All lavenders were evaluated for cold hardiness; cultural adaptability to the soil and environmental conditions of the trial site; disease and pest problems; and ornamental qualities associated with flowers, foliage, and plant habits. Final performance ratings are based on winter hardiness, flower production, foliage and habit quality, and plant health and vigor.
Seven taxa received the highest ratings for exceptional flower production, healthy foliage, vigorous habits, adaptability to the growing conditions, and superior winter hardiness.
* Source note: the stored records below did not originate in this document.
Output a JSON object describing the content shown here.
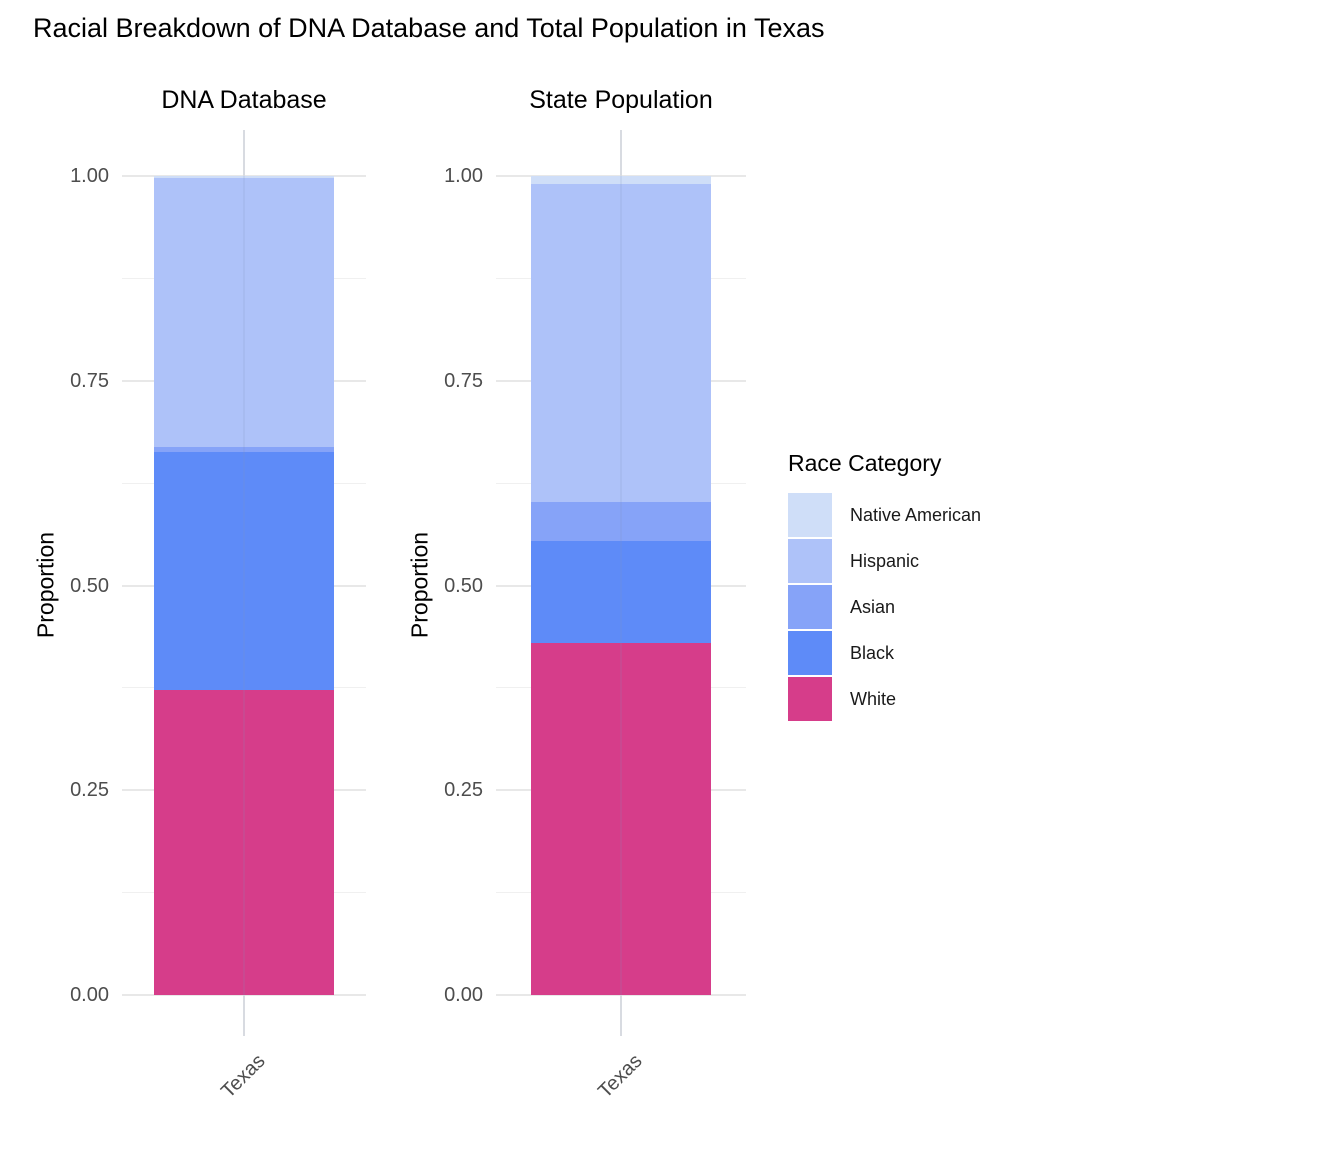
{
  "title": "Racial Breakdown of DNA Database and Total Population in Texas",
  "colors": {
    "native_american": "#cfdef8",
    "hispanic": "#aec2f9",
    "asian": "#86a3f8",
    "black": "#5e8bf8",
    "white": "#d63d8a",
    "grid_major": "#e8e8e8",
    "grid_minor": "#f0f0f0",
    "tick_label": "#4d4d4d"
  },
  "legend": {
    "title": "Race Category",
    "items": [
      {
        "label": "Native American",
        "color": "native_american"
      },
      {
        "label": "Hispanic",
        "color": "hispanic"
      },
      {
        "label": "Asian",
        "color": "asian"
      },
      {
        "label": "Black",
        "color": "black"
      },
      {
        "label": "White",
        "color": "white"
      }
    ]
  },
  "chart_data": [
    {
      "type": "bar",
      "stacked": true,
      "title": "DNA Database",
      "categories": [
        "Texas"
      ],
      "xlabel": "",
      "ylabel": "Proportion",
      "ylim": [
        0,
        1
      ],
      "grid": true,
      "yticks": [
        {
          "value": 0.0,
          "label": "0.00"
        },
        {
          "value": 0.25,
          "label": "0.25"
        },
        {
          "value": 0.5,
          "label": "0.50"
        },
        {
          "value": 0.75,
          "label": "0.75"
        },
        {
          "value": 1.0,
          "label": "1.00"
        }
      ],
      "yticks_minor": [
        0.125,
        0.375,
        0.625,
        0.875
      ],
      "series": [
        {
          "name": "White",
          "color": "white",
          "values": [
            0.372
          ]
        },
        {
          "name": "Black",
          "color": "black",
          "values": [
            0.291
          ]
        },
        {
          "name": "Asian",
          "color": "asian",
          "values": [
            0.006
          ]
        },
        {
          "name": "Hispanic",
          "color": "hispanic",
          "values": [
            0.329
          ]
        },
        {
          "name": "Native American",
          "color": "native_american",
          "values": [
            0.002
          ]
        }
      ]
    },
    {
      "type": "bar",
      "stacked": true,
      "title": "State Population",
      "categories": [
        "Texas"
      ],
      "xlabel": "",
      "ylabel": "Proportion",
      "ylim": [
        0,
        1
      ],
      "grid": true,
      "yticks": [
        {
          "value": 0.0,
          "label": "0.00"
        },
        {
          "value": 0.25,
          "label": "0.25"
        },
        {
          "value": 0.5,
          "label": "0.50"
        },
        {
          "value": 0.75,
          "label": "0.75"
        },
        {
          "value": 1.0,
          "label": "1.00"
        }
      ],
      "yticks_minor": [
        0.125,
        0.375,
        0.625,
        0.875
      ],
      "series": [
        {
          "name": "White",
          "color": "white",
          "values": [
            0.43
          ]
        },
        {
          "name": "Black",
          "color": "black",
          "values": [
            0.124
          ]
        },
        {
          "name": "Asian",
          "color": "asian",
          "values": [
            0.048
          ]
        },
        {
          "name": "Hispanic",
          "color": "hispanic",
          "values": [
            0.388
          ]
        },
        {
          "name": "Native American",
          "color": "native_american",
          "values": [
            0.01
          ]
        }
      ]
    }
  ]
}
Based on cumulative evaluation scores, the top-rated lavenders in descending order were ‘Imperial Gem’, ‘Royal Velvet’, ‘Munstead’, ‘SuperBlue’, ‘Jean Davis’, ‘Niko’/Phenomenal and ‘Sharon Roberts’. Phenomenal was the only top-performing non-angustifolia type.
There were two noteworthy consequences of undertaking and completing the lavender trial. Most importantly, the outcome, whether positive or negative, is informative to gardeners beyond simply anecdotal. Additionally, discovering a variety of adaptable lavenders diversifies the offerings for northern gardens. Of the 40 lavenders trialed between 2010 and 2016, thirteen selections—representing a good variety of flower colors and plant sizes—received high ratings for their overall performances. Besides robust habits and superior floral displays, these lavenders proved winter hardy and adaptable to the challenging growing conditions of the trial site. The thirteen top-rated lavenders included ‘Imperial Gem’, ‘Royal Velvet’, ‘Munstead’, ‘SuperBlue’, ‘Jean Davis’, ‘Niko’/Phenomenal, ‘Sharon Roberts’, ‘Violet Intrigue’, ‘Dwarf Blue’, ‘Loddon Blue’, ‘Thumbelina Leigh’, ‘Oxford Gem’ and ‘Irene Doyle’.
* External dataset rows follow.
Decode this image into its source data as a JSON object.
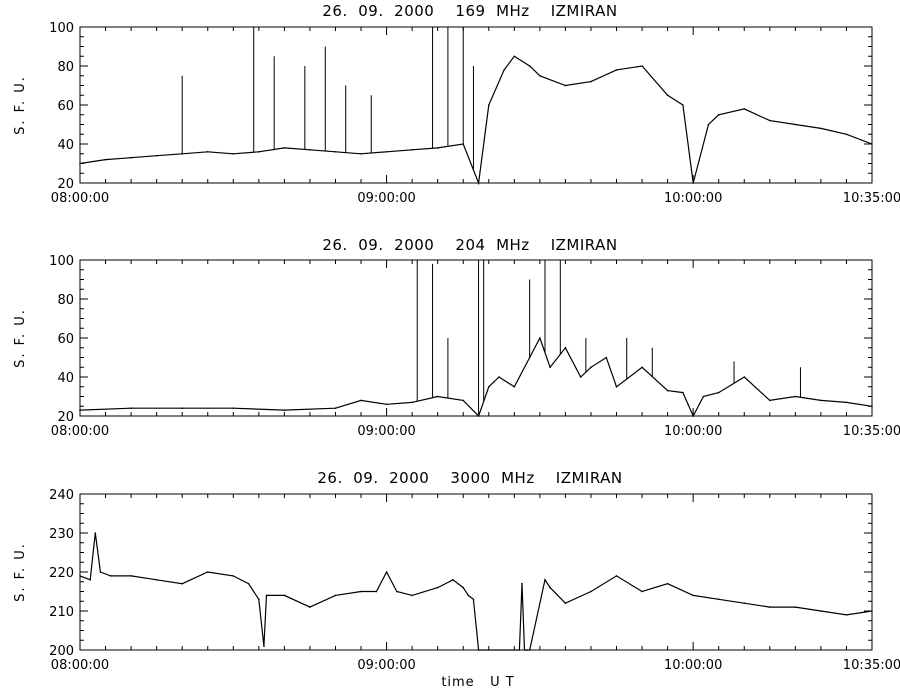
{
  "chart_data": [
    {
      "type": "line",
      "title": "26.  09.  2000    169  MHz    IZMIRAN",
      "ylabel": "S. F. U.",
      "xlabel": "",
      "x_range_minutes_from_0800": [
        0,
        155
      ],
      "x_ticks": [
        {
          "t": 0,
          "label": "08:00:00"
        },
        {
          "t": 60,
          "label": "09:00:00"
        },
        {
          "t": 120,
          "label": "10:00:00"
        },
        {
          "t": 155,
          "label": "10:35:00"
        }
      ],
      "ylim": [
        20,
        100
      ],
      "y_ticks": [
        20,
        40,
        60,
        80,
        100
      ],
      "series": [
        {
          "x": [
            0,
            5,
            10,
            15,
            20,
            25,
            30,
            35,
            40,
            45,
            50,
            55,
            60,
            65,
            70,
            75,
            78,
            80,
            83,
            85,
            88,
            90,
            95,
            100,
            105,
            110,
            115,
            118,
            120,
            123,
            125,
            130,
            135,
            140,
            145,
            150,
            155
          ],
          "values": [
            30,
            32,
            33,
            34,
            35,
            36,
            35,
            36,
            38,
            37,
            36,
            35,
            36,
            37,
            38,
            40,
            20,
            60,
            78,
            85,
            80,
            75,
            70,
            72,
            78,
            80,
            65,
            60,
            20,
            50,
            55,
            58,
            52,
            50,
            48,
            45,
            40
          ],
          "spikes": [
            {
              "x": 20,
              "y": 75
            },
            {
              "x": 34,
              "y": 100
            },
            {
              "x": 38,
              "y": 85
            },
            {
              "x": 44,
              "y": 80
            },
            {
              "x": 48,
              "y": 90
            },
            {
              "x": 52,
              "y": 70
            },
            {
              "x": 57,
              "y": 65
            },
            {
              "x": 69,
              "y": 100
            },
            {
              "x": 72,
              "y": 100
            },
            {
              "x": 75,
              "y": 100
            },
            {
              "x": 77,
              "y": 80
            }
          ]
        }
      ]
    },
    {
      "type": "line",
      "title": "26.  09.  2000    204  MHz    IZMIRAN",
      "ylabel": "S. F. U.",
      "xlabel": "",
      "x_range_minutes_from_0800": [
        0,
        155
      ],
      "x_ticks": [
        {
          "t": 0,
          "label": "08:00:00"
        },
        {
          "t": 60,
          "label": "09:00:00"
        },
        {
          "t": 120,
          "label": "10:00:00"
        },
        {
          "t": 155,
          "label": "10:35:00"
        }
      ],
      "ylim": [
        20,
        100
      ],
      "y_ticks": [
        20,
        40,
        60,
        80,
        100
      ],
      "series": [
        {
          "x": [
            0,
            10,
            20,
            30,
            40,
            50,
            55,
            60,
            65,
            70,
            75,
            78,
            80,
            82,
            85,
            88,
            90,
            92,
            95,
            98,
            100,
            103,
            105,
            110,
            115,
            118,
            120,
            122,
            125,
            130,
            135,
            140,
            145,
            150,
            155
          ],
          "values": [
            23,
            24,
            24,
            24,
            23,
            24,
            28,
            26,
            27,
            30,
            28,
            20,
            35,
            40,
            35,
            50,
            60,
            45,
            55,
            40,
            45,
            50,
            35,
            45,
            33,
            32,
            20,
            30,
            32,
            40,
            28,
            30,
            28,
            27,
            25
          ],
          "spikes": [
            {
              "x": 66,
              "y": 100
            },
            {
              "x": 69,
              "y": 98
            },
            {
              "x": 72,
              "y": 60
            },
            {
              "x": 78,
              "y": 100
            },
            {
              "x": 79,
              "y": 100
            },
            {
              "x": 88,
              "y": 90
            },
            {
              "x": 91,
              "y": 100
            },
            {
              "x": 94,
              "y": 100
            },
            {
              "x": 99,
              "y": 60
            },
            {
              "x": 107,
              "y": 60
            },
            {
              "x": 112,
              "y": 55
            },
            {
              "x": 128,
              "y": 48
            },
            {
              "x": 141,
              "y": 45
            }
          ]
        }
      ]
    },
    {
      "type": "line",
      "title": "26.  09.  2000    3000  MHz    IZMIRAN",
      "ylabel": "S. F. U.",
      "xlabel": "time   U T",
      "x_range_minutes_from_0800": [
        0,
        155
      ],
      "x_ticks": [
        {
          "t": 0,
          "label": "08:00:00"
        },
        {
          "t": 60,
          "label": "09:00:00"
        },
        {
          "t": 120,
          "label": "10:00:00"
        },
        {
          "t": 155,
          "label": "10:35:00"
        }
      ],
      "ylim": [
        200,
        240
      ],
      "y_ticks": [
        200,
        210,
        220,
        230,
        240
      ],
      "series": [
        {
          "x": [
            0,
            2,
            3,
            4,
            6,
            10,
            15,
            20,
            25,
            30,
            33,
            35,
            36,
            36.5,
            37,
            40,
            45,
            50,
            55,
            58,
            60,
            62,
            65,
            70,
            73,
            75,
            76,
            77,
            78,
            86,
            86.5,
            87,
            87.5,
            88,
            91,
            92,
            95,
            100,
            105,
            110,
            115,
            120,
            125,
            130,
            135,
            140,
            145,
            150,
            155
          ],
          "values": [
            219,
            218,
            230,
            220,
            219,
            219,
            218,
            217,
            220,
            219,
            217,
            213,
            201,
            214,
            214,
            214,
            211,
            214,
            215,
            215,
            220,
            215,
            214,
            216,
            218,
            216,
            214,
            213,
            200,
            200,
            217,
            200,
            200,
            200,
            218,
            216,
            212,
            215,
            219,
            215,
            217,
            214,
            213,
            212,
            211,
            211,
            210,
            209,
            210
          ]
        }
      ]
    }
  ]
}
Cold hardiness and adaptability to wet clay soils were the primary concerns at the outset of the trial. Both criteria were challenges to successfully growing lavenders, and at times, it was uncertain whether one was more detrimental than the other was. While not proven in all cases, the lavenders that struggled to survive the growing conditions were more susceptible to injury from cold temperatures. Longevity was not conclusively determined but the top-performers survived and excelled for the duration of their time in the trial, which in many instances was five or six years.
All lavenders sustained some level of injury in one or more winters, although damage varied by lavender and by year. There was a direct correlation between the degree of winter stem loss and habit quality and flower production; that is, lavenders with the least amount of stem injury looked the best. A number of lavenders, such as ‘Hidcote Superior’, Lavance Purple, and ‘Mitcham Gray’, were strong performers early in their trial, but were not able to recover fully after suffering significant winter injuries.
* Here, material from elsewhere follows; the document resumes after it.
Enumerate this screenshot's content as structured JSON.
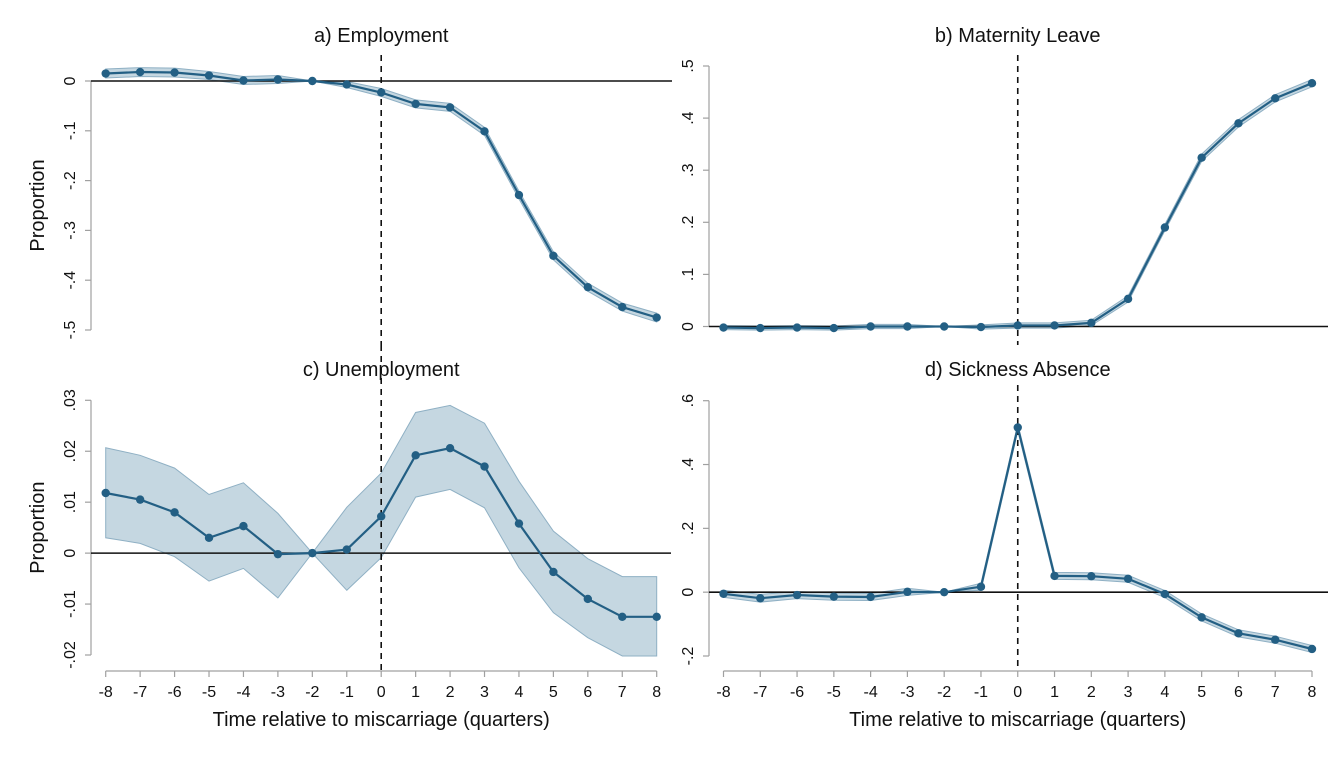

The flower shows provided by the lavenders were quite good overall. The majority of lavenders produced copious flowers, and were ornamental for a protracted period because of the long-lasting color of the calyces. Longer floral stalks created a more dramatic flower show, which was especially notable on lavandin selections such as ‘Gros Bleu’, ‘Niko’/Phenomenal, and ‘Provence’. Plants were not deadheaded in the trial, but it was clear that removing ageing flower stems would improve the ornamental display. Winter-dead stems were removed after new growth began in spring to improve habit quality.
Through formal comparative evaluation, we realized our goal of identifying a variety of lavenders adaptable to colder regions and average to challenging growing conditions. In the end, a third of the lavenders garnered at least four out of five stars; these successes will provide greater certainty when selecting a lavender for northern gardens.